Hedge funds : ces acteurs de l'ombre qui font et défont les marchés
information fournie par Zonebourse 09/04/2026 à 14:47

Plus de 5 000 MdsUSD d'actifs selon Barclays, 11,8% de rendement moyen en 2025 selon Goldman Sachs, et un impact sur les marchés bien plus large que ces chiffres ne le suggèrent. Les hedge funds pèsent sur chaque séance de bourse. Pourtant, presque personne ne sait vraiment comment ils fonctionnent.

Ce qu'un hedge fund peut faire que les autres ne peuvent pas

Un fonds traditionnel achète des titres et mise sur leur hausse. Un hedge fund peut aussi parier sur la baisse, emprunter pour investir davantage que son capital, et concentrer ses positions sur une poignée de convictions. C'est un fonds privé, réservé aux investisseurs qualifiés, avec des tickets à plusieurs centaines de milliers de dollars et de l'argent souvent bloqué pendant des mois. En échange, les gérants prélèvent des frais parmi les plus élevés de l'industrie : historiquement 2% de gestion et 20% des gains, même si la médiane a glissé vers 1,25-1,50% et 15-19% selon With Intelligence.

Les approches varient. Certains achètent et vendent des actions (long/short), d'autres parient sur les taux ou les devises (macro), d'autres suivent les tendances par algorithme (CTA), d'autres exploitent des fusions ou des restructurations ( event-driven ). Le point commun : tous disposent d'une liberté que les fonds traditionnels n'ont pas.

Pourquoi leurs décisions finissent par affecter les marchés


Tout part du levier. Mi-mars, le levier brut moyen (total des positions acheteuses et vendeuses rapporté au capital) des hedge funds suivis par Goldman Sachs avoisinait 307% selon John Flood relayé par Bloomberg. Pour 100 dollars de capital, 307 dollars de positions. Tant que les marchés tiennent, le levier amplifie les gains. Quand ils se retournent, il amplifie les pertes.

Le problème, c'est que ces pertes ne restent pas isolées. Un fonds en difficulté reçoit un appel de marge de son courtier et doit vendre en urgence. Ces ventes font baisser les cours, ce qui déclenche de nouveaux appels chez d'autres fonds.
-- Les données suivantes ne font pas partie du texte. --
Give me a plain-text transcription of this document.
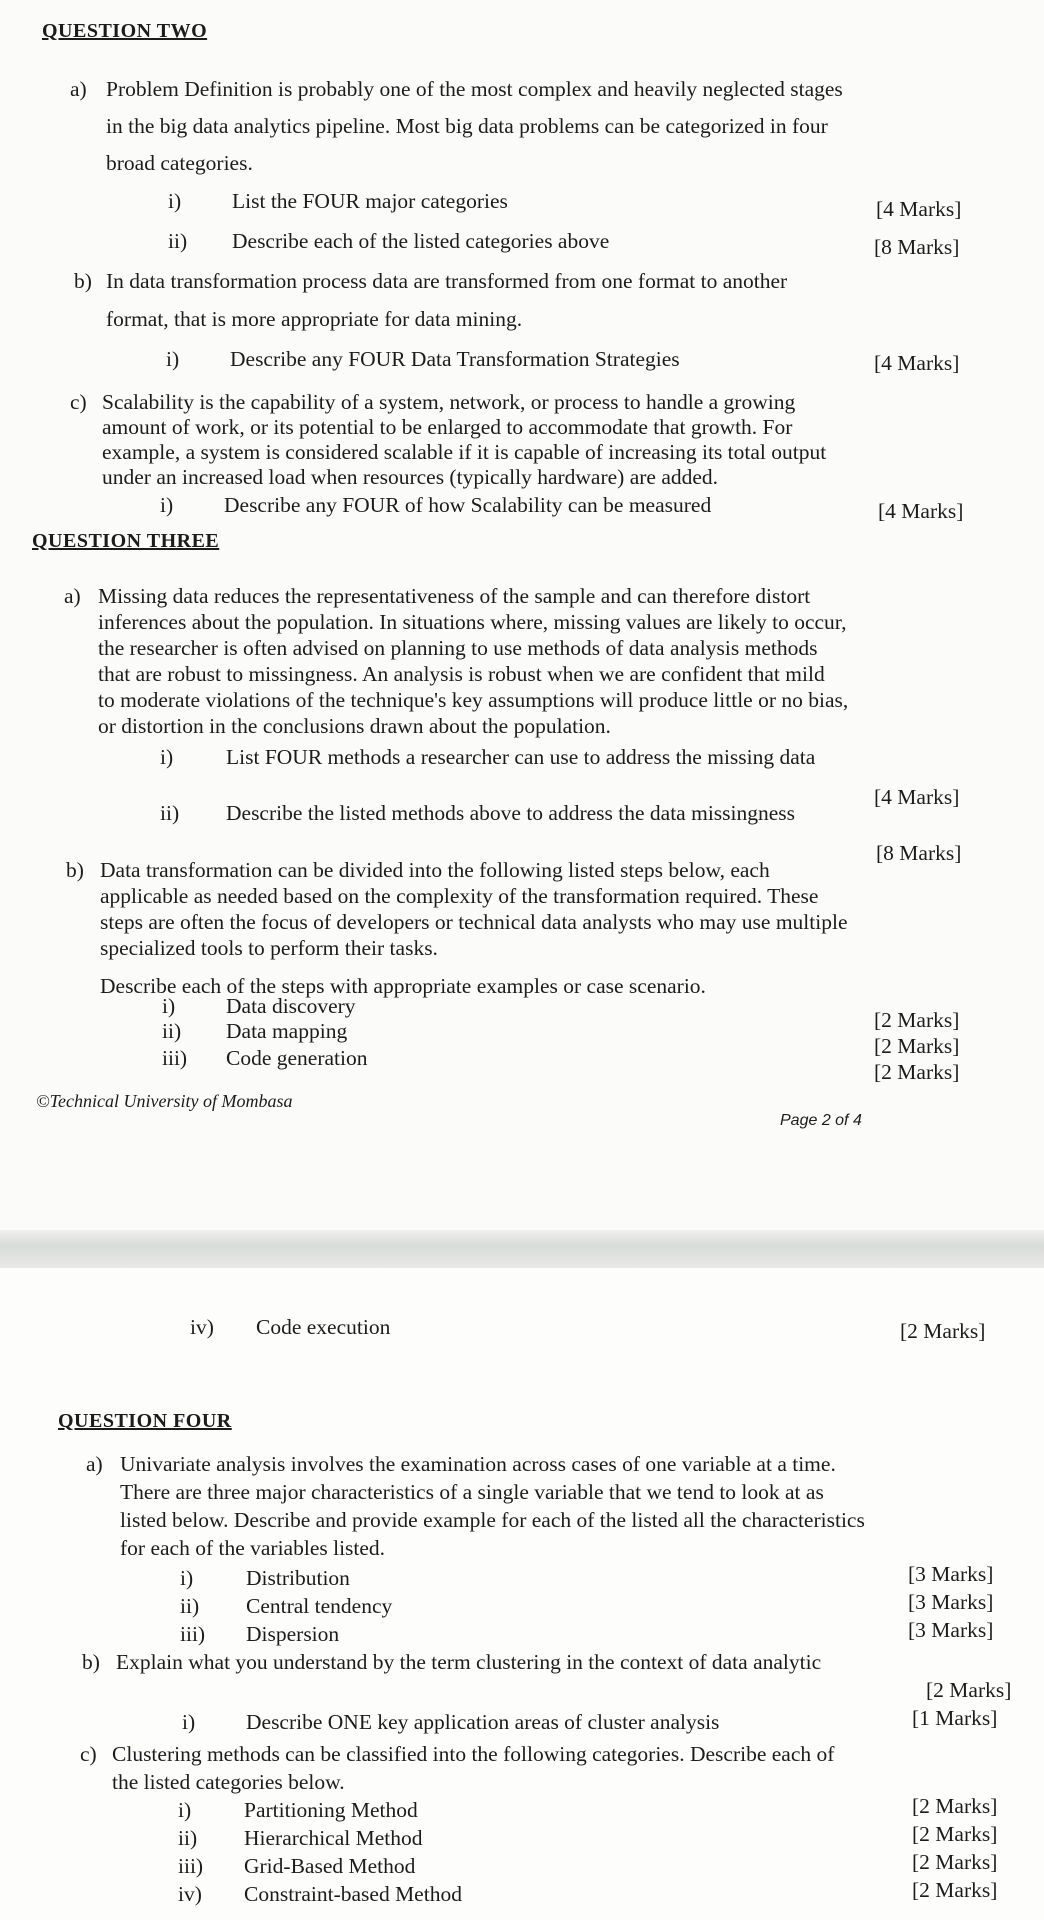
QUESTION TWO
a) Problem Definition is probably one of the most complex and heavily neglected stages
in the big data analytics pipeline. Most big data problems can be categorized in four
broad categories.
i) List the FOUR major categories	[4 Marks]
ii) Describe each of the listed categories above	[8 Marks]
b) In data transformation process data are transformed from one format to another
format, that is more appropriate for data mining.
i) Describe any FOUR Data Transformation Strategies	[4 Marks]
c) Scalability is the capability of a system, network, or process to handle a growing
amount of work, or its potential to be enlarged to accommodate that growth. For
example, a system is considered scalable if it is capable of increasing its total output
under an increased load when resources (typically hardware) are added.
i) Describe any FOUR of how Scalability can be measured	[4 Marks]
QUESTION THREE
a) Missing data reduces the representativeness of the sample and can therefore distort
inferences about the population. In situations where, missing values are likely to occur,
the researcher is often advised on planning to use methods of data analysis methods
that are robust to missingness. An analysis is robust when we are confident that mild
to moderate violations of the technique's key assumptions will produce little or no bias,
or distortion in the conclusions drawn about the population.
i) List FOUR methods a researcher can use to address the missing data
[4 Marks]
ii) Describe the listed methods above to address the data missingness
[8 Marks]
b) Data transformation can be divided into the following listed steps below, each
applicable as needed based on the complexity of the transformation required. These
steps are often the focus of developers or technical data analysts who may use multiple
specialized tools to perform their tasks.
Describe each of the steps with appropriate examples or case scenario.
i) Data discovery
[2 Marks]
ii) Data mapping
[2 Marks]
iii) Code generation
[2 Marks]
©Technical University of Mombasa
Page 2 of 4
iv) Code execution	[2 Marks]
QUESTION FOUR
a) Univariate analysis involves the examination across cases of one variable at a time.
There are three major characteristics of a single variable that we tend to look at as
listed below. Describe and provide example for each of the listed all the characteristics
for each of the variables listed.
i) Distribution	[3 Marks]
ii) Central tendency	[3 Marks]
iii) Dispersion	[3 Marks]
b) Explain what you understand by the term clustering in the context of data analytic
[2 Marks]
i) Describe ONE key application areas of cluster analysis	[1 Marks]
c) Clustering methods can be classified into the following categories. Describe each of
the listed categories below.
i) Partitioning Method	[2 Marks]
ii) Hierarchical Method	[2 Marks]
iii) Grid-Based Method	[2 Marks]
iv) Constraint-based Method	[2 Marks]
En 1998, LTCM avait accumulé 125 MdsUSD de positions pour 4,7 MdsUSD de capital selon la Fed de New York. Quand la Russie a fait défaut, la Fed de New York a dû orchestrer un sauvetage entre 14 banques. En 2021, d'après le FT, Archegos a provoqué plus de 10 MdsUSD de pertes chez ses courtiers : levier massif, positions concentrées, liquidité absente au pire moment. C'est pourquoi des titres sans lien apparent chutent ensemble en période de stress : les gérants vendent ce qu'ils peuvent liquider, pas ce qu'ils veulent vendre.
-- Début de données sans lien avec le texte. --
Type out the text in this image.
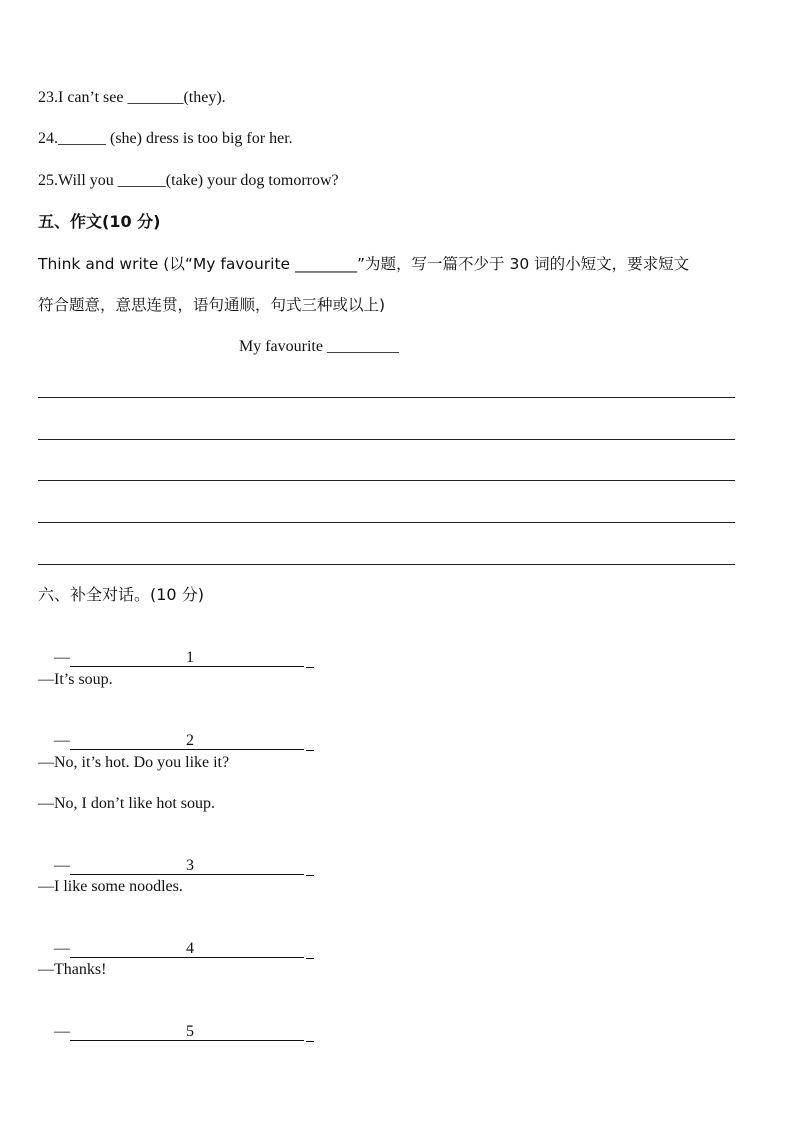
23.I can’t see _______(they).
24.______ (she) dress is too big for her.
25.Will you ______(take) your dog tomorrow?
五、作文(10 分)
Think and write (以“My favourite ________”为题，写一篇不少于 30 词的小短文，要求短文
符合题意，意思连贯，语句通顺，句式三种或以上)
My favourite _________
六、补全对话。(10 分)

—	1

—It’s soup.

—	2

—No, it’s hot. Do you like it?
—No, I don’t like hot soup.

—	3

—I like some noodles.

—	4

—Thanks!

—	5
Menace, rouage indispensable, ou les deux


Les hedge funds fournissent de la liquidité et contribuent à la formation des prix. Beber et Pagano (Journal of Finance, 2013) ont montré que les interdictions de vente à découvert en 2008 avaient détérioré la liquidité sans empêcher les baisses. Le risque systémique est réel, mais selon le Conseil de Stabilité Financière, la réponse n'est pas de les supprimer : c'est d'éviter que leur prochain accident devienne celui de tout le monde.

Pendant les années 2010, les hedge funds n'ont annualisé qu'environ 4% selon Barclays, soit à peine de quoi couvrir les frais. Buffett avait remporté son pari de 2008 contre Ted Seides sur ce constat. Mais quand les corrélations retombent et que les écarts de performance entre titres se creusent, comme depuis 2020, le stock picking redevient payant. Barclays chiffre le retour à plus de 300 points de base d'alpha annualisé (surperformance par rapport au marché). Les allocateurs ne les achètent pas pour remplacer un ETF, mais pour que leur portefeuille résiste mieux quand tout le reste baisse.